North Georgia Fishing Report: July, 24, 2014

Info Provided by: Jeff Durniak, GA DNR North Georgia Region Fisheries Supervisor and North Georgia Region Fisheries staff

Rainbow trout caught on Dukes Creek.
Rainbow trout caught on Dukes Creek.

Welcome rains helped to recharge our rivers and streams a bit last week, while knocking back water temperatures for a little while.  That made the trout fishing better while putting a damper on river bassin’.

It looks like the rains may now subside and north Georgia’s flowing waters will return to more normal summertime conditions. The time is right to give the “popper/dropper” technique a try on your favorite pond or stream. Double-dip on your fish catching potential by attaching a second fly or lure to your favorite offering.

For trouters, try a small beetle, stimulator, elk hair caddis, or larger adams as the first fly.  To the bend of the hook tie on 2 to 6 (yes, six) feet of tippet, depending on your casting ability, and add a dropper fly to the other end of the tippet.  Crimp a #6 dinsmore shot about 8 inches in front of the dropper fly. Good dropper patterns are fur ants, pheasant tails, hares ears and caddis larvae.

For river bream, just substitute a small popper, foam spider, or similar buoyant offering for the first fly.  Flyfishing bassers should add 2-3 feet of 8-pound test dropper line to the back of their bigger popper or stealth bomber, and then tie on a black woolly bugger.  Spincasting bassers can add 2-3 feet of dropper line to the back of a Pop-R and then add a small hair jig, fluke, or white zonker.

By working more of the water column, you’ve got a better shot at your targets, especially when the sun is high and the fish are laying low.  Sunday afternoon’s Cataloochee rainbows approved of the drowned ant droppers, so give this setup a try soon.

Here’s the latest news.  Hope you like the video within the last link, too.

Dukes Report – “Trouter23, Wily Trout (and Dredger) read Dredger’s recent tips and followed last week’s monsoons to Smithgall.  Saturday morning’s “epic flood” stymied the early action, but by mid-afternoon streamflow had receded, turbidity kicked back up to two feet, and it was “game on” til the end the day.  A nice handful of rainbows, with one slightly longer than the twenty- inch landing net, fell to hot pink san juans on 3X tippet.

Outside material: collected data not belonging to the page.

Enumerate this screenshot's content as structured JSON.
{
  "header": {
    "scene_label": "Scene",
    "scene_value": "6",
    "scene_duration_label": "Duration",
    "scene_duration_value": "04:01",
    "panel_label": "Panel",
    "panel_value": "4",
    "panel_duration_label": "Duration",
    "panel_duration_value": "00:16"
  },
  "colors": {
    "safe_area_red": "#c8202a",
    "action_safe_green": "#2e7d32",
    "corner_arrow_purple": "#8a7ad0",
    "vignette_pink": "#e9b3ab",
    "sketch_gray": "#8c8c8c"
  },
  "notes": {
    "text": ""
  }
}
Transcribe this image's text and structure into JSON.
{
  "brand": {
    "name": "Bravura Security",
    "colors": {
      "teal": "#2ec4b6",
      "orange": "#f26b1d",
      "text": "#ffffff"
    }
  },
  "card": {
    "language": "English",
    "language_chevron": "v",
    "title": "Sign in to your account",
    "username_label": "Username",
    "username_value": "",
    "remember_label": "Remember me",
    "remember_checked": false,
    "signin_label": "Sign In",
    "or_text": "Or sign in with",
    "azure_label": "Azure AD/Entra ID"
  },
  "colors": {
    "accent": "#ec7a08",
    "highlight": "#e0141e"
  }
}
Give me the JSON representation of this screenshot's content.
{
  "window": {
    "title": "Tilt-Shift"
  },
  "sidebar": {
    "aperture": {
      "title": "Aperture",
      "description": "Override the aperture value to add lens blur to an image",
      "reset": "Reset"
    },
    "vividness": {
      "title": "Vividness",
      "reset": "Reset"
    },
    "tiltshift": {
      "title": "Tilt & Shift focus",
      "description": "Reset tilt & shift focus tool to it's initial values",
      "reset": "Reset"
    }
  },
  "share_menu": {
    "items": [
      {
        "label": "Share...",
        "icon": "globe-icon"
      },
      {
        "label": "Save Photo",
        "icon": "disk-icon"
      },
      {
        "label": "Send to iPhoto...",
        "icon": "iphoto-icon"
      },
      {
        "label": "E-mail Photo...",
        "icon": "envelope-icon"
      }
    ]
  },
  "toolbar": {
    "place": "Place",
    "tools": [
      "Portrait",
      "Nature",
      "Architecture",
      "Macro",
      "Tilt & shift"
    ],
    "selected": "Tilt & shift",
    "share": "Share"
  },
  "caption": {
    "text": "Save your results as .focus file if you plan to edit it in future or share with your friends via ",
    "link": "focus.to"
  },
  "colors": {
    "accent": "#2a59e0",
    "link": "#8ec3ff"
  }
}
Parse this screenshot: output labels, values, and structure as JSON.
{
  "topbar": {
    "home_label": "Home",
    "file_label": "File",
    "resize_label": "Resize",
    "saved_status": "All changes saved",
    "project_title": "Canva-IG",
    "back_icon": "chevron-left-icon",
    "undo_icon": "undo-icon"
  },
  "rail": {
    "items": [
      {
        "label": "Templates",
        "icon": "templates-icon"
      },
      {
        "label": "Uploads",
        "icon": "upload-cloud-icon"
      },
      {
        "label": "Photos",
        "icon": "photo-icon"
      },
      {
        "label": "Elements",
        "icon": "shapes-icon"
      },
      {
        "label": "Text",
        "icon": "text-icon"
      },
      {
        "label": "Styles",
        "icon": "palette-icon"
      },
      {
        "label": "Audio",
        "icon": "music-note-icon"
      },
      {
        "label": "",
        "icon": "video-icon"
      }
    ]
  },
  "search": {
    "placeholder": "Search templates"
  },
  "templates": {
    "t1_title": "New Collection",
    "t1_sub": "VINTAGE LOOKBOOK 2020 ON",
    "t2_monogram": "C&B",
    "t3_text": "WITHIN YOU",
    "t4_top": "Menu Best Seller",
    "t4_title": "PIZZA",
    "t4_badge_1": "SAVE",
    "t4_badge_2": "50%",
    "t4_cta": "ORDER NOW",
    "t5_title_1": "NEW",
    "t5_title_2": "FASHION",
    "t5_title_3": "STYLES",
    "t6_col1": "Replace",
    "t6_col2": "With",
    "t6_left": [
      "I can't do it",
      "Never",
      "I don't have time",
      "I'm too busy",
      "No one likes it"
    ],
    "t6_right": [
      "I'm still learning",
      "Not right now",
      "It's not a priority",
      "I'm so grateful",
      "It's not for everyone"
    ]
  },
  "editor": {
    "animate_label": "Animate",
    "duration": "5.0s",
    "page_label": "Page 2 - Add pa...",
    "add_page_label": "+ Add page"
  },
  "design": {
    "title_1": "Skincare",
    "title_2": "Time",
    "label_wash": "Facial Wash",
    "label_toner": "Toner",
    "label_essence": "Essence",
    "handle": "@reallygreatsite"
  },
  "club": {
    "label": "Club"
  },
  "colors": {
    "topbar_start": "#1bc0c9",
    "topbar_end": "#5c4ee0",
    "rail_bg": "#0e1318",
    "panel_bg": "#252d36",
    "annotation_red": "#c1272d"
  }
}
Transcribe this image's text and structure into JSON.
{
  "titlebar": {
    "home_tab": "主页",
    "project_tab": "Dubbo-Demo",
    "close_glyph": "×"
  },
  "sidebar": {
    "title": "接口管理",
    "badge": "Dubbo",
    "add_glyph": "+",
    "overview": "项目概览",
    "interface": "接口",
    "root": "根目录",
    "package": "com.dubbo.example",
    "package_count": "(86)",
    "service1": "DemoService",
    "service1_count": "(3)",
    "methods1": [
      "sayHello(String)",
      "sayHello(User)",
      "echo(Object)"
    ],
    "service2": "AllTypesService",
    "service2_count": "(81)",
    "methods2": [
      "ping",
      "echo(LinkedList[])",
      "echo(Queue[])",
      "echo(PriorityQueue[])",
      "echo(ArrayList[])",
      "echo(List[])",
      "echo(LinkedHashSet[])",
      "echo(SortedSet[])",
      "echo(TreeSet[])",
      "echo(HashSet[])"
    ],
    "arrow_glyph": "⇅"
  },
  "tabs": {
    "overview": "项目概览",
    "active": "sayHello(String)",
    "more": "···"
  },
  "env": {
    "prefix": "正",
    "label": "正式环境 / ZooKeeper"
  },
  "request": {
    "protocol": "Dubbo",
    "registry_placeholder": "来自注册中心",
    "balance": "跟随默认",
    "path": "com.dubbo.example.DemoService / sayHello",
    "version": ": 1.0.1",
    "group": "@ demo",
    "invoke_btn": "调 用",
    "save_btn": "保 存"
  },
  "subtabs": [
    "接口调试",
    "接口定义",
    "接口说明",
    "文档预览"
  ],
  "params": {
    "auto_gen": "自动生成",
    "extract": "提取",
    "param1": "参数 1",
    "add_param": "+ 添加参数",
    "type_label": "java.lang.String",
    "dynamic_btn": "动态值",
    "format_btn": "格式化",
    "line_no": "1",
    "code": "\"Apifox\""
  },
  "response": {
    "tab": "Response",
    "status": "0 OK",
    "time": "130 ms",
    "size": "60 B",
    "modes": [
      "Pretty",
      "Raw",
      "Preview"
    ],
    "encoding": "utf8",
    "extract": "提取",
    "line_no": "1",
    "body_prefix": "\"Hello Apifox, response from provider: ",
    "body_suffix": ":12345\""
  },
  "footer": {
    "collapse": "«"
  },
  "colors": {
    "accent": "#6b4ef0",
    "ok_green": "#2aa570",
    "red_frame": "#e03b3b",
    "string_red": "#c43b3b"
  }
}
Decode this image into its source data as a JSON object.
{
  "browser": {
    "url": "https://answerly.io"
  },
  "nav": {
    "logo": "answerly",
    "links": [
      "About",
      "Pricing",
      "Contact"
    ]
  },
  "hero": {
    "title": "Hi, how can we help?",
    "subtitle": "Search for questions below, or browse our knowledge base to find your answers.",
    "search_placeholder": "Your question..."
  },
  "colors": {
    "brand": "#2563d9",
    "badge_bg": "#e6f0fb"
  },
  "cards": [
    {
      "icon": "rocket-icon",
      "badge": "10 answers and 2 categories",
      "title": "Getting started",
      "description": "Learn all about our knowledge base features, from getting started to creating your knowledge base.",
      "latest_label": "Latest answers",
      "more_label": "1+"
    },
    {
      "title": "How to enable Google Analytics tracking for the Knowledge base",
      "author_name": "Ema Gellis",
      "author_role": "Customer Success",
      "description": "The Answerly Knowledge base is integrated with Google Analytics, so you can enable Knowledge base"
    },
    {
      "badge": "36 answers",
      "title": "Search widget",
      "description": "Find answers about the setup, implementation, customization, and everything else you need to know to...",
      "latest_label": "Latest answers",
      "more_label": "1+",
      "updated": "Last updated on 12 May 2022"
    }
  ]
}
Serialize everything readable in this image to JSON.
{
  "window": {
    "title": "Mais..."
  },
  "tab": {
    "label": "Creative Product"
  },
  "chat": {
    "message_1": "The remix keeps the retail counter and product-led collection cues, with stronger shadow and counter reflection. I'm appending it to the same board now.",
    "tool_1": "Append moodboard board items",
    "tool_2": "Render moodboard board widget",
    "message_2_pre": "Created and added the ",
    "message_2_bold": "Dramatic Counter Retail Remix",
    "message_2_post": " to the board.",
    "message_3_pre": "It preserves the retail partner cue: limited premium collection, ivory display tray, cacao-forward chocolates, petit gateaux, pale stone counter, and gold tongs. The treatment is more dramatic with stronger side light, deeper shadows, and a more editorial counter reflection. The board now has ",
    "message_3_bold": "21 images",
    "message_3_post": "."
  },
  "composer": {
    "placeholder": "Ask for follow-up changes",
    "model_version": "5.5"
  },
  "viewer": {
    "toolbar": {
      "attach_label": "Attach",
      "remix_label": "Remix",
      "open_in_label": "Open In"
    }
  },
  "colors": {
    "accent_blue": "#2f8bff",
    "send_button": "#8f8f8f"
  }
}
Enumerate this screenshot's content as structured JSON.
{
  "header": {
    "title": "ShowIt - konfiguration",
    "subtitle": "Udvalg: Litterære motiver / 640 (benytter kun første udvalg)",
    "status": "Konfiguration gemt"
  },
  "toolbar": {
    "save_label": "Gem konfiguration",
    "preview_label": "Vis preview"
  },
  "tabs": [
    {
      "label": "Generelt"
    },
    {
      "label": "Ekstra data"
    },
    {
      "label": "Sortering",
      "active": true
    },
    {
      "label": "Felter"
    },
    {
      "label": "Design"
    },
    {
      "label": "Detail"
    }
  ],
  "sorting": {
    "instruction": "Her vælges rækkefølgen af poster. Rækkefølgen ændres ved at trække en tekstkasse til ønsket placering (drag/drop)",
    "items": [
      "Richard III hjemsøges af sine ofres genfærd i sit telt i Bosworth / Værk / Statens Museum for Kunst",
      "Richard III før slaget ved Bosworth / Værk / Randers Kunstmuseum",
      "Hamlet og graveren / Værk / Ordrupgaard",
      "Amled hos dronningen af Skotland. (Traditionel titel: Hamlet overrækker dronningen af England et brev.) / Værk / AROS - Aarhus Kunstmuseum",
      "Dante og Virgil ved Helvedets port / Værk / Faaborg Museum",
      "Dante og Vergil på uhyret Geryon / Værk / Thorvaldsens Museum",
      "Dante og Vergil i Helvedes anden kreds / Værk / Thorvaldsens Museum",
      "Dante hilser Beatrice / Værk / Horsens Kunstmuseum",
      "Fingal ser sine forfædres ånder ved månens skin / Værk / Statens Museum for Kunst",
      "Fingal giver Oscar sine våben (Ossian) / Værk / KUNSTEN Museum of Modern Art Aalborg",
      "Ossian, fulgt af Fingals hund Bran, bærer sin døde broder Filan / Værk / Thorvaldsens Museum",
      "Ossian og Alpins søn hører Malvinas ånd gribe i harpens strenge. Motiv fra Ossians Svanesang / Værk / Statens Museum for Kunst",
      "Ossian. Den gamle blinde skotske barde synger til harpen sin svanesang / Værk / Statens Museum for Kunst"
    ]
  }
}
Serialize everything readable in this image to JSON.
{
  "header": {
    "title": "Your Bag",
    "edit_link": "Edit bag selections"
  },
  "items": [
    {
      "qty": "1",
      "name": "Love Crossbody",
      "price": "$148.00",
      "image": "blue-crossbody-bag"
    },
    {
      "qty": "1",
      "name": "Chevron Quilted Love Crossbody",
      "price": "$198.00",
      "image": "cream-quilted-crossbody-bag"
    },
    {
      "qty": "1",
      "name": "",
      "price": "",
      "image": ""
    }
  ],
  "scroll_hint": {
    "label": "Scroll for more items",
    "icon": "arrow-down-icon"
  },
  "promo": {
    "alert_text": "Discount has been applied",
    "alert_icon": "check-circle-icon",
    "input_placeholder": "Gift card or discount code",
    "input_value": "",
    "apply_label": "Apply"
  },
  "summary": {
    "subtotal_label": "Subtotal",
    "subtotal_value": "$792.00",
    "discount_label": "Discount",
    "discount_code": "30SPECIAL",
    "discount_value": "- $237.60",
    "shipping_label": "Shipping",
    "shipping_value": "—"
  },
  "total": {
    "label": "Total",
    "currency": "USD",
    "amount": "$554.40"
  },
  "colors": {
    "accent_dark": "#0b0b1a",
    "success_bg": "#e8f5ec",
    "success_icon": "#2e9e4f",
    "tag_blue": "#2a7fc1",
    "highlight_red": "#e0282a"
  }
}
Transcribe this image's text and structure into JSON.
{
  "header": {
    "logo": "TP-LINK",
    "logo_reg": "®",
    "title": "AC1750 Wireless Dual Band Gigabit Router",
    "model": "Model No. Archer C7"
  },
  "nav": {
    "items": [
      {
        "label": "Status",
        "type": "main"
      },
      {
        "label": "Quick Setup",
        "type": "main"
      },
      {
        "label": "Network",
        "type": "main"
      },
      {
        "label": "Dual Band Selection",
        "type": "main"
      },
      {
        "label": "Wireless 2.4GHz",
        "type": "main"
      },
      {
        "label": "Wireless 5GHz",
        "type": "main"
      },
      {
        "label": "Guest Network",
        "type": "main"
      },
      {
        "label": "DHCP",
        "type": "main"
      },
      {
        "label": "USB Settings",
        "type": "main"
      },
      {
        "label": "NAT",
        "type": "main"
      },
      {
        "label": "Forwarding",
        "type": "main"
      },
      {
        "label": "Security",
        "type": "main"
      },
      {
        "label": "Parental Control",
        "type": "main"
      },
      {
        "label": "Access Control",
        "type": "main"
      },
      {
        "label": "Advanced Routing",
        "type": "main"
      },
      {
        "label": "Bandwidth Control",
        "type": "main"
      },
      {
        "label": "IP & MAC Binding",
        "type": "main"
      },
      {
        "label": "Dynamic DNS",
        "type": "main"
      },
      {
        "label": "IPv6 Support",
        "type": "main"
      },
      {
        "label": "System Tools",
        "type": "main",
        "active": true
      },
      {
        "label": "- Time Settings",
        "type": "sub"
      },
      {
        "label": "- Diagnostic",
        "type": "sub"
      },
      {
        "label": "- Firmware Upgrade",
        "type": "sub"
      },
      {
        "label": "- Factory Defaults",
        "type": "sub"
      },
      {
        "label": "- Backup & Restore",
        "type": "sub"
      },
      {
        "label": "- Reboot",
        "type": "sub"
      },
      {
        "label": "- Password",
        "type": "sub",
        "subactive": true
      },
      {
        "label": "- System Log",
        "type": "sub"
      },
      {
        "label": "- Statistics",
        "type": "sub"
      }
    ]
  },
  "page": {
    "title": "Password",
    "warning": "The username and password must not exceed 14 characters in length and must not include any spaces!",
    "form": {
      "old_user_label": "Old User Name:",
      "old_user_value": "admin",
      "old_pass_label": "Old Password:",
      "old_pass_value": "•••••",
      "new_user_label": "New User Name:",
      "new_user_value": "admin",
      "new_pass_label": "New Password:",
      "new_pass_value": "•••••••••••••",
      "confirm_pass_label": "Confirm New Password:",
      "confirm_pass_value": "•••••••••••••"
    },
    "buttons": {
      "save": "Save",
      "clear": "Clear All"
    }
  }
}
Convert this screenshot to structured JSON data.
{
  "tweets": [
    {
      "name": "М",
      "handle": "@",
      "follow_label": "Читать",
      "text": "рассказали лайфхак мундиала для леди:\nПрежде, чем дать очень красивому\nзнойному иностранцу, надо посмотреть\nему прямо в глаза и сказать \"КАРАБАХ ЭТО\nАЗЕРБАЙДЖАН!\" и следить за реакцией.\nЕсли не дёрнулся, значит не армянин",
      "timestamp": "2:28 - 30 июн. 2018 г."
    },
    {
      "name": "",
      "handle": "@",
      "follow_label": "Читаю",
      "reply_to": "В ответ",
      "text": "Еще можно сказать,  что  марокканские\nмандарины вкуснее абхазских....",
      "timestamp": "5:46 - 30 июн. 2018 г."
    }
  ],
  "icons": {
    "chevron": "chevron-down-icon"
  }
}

The day ended with an interesting bruin encounter.  Trouter said he was going to post a video on NGTO, so be on the lookout there for Yogi.” – Bluelines

“Stream X was smokin Tuesday week ago (July 8).   Water temp 60 and plenty of water.   Got em on top all day.  No big uns this time (over 10”), but numbers made up for it.   If you are over that way, you need to check it out.  All this rain and cooler temps should keep things going all summer.   Beetles mid-day and anything yellow (X Caddis, sulphur parachute, sulphur cripple) early and late were the ticket.

Also as a bonus, I took a 2 hour mid-day detour up IDBIS Creek to check out the USFS/TU brook trout structures.   First structure took a 7 incher, then next one a 9 incher (measured) and then a couple of pools further up rose and lipped (slow motion mouth wide open rise) a legitimate 10 plus incher.   I worked on him for about a half hour with four different flies and got him to come up again but he finally got too wise.  I know where he lives and will come back for him.  Got pics of the other two.  Let the project coordinator know their stream structures are working!

With all the rain and cooler temps the small streams ought to be fabulous all summer into fall, especially with terrestrials.  Glad the Park fished well for you and Kidd.     Sinking ants are one of my favorite dropper flies late spring thru summer.  I started tying some with a black bead on the front instead of coated thread to help sink rate.  Will let you know how that works.”  – Banker  *note: Blueline expert “Banker” had some good trips and submitted these reports.  Stream names omitted to honor the author and protect his honey holes.

Additional Links:

In closing, there’s a little more water out there and it’s still a bit cooler. 

That’s good.  But there’s really nothing better than a good back scratch, right? Best of luck to everyone as we all say thanks for the recent rains to recharge our mountain streams and knock back water temperatures a bit. Go toss a popper/dropper rig under the tree limbs soon.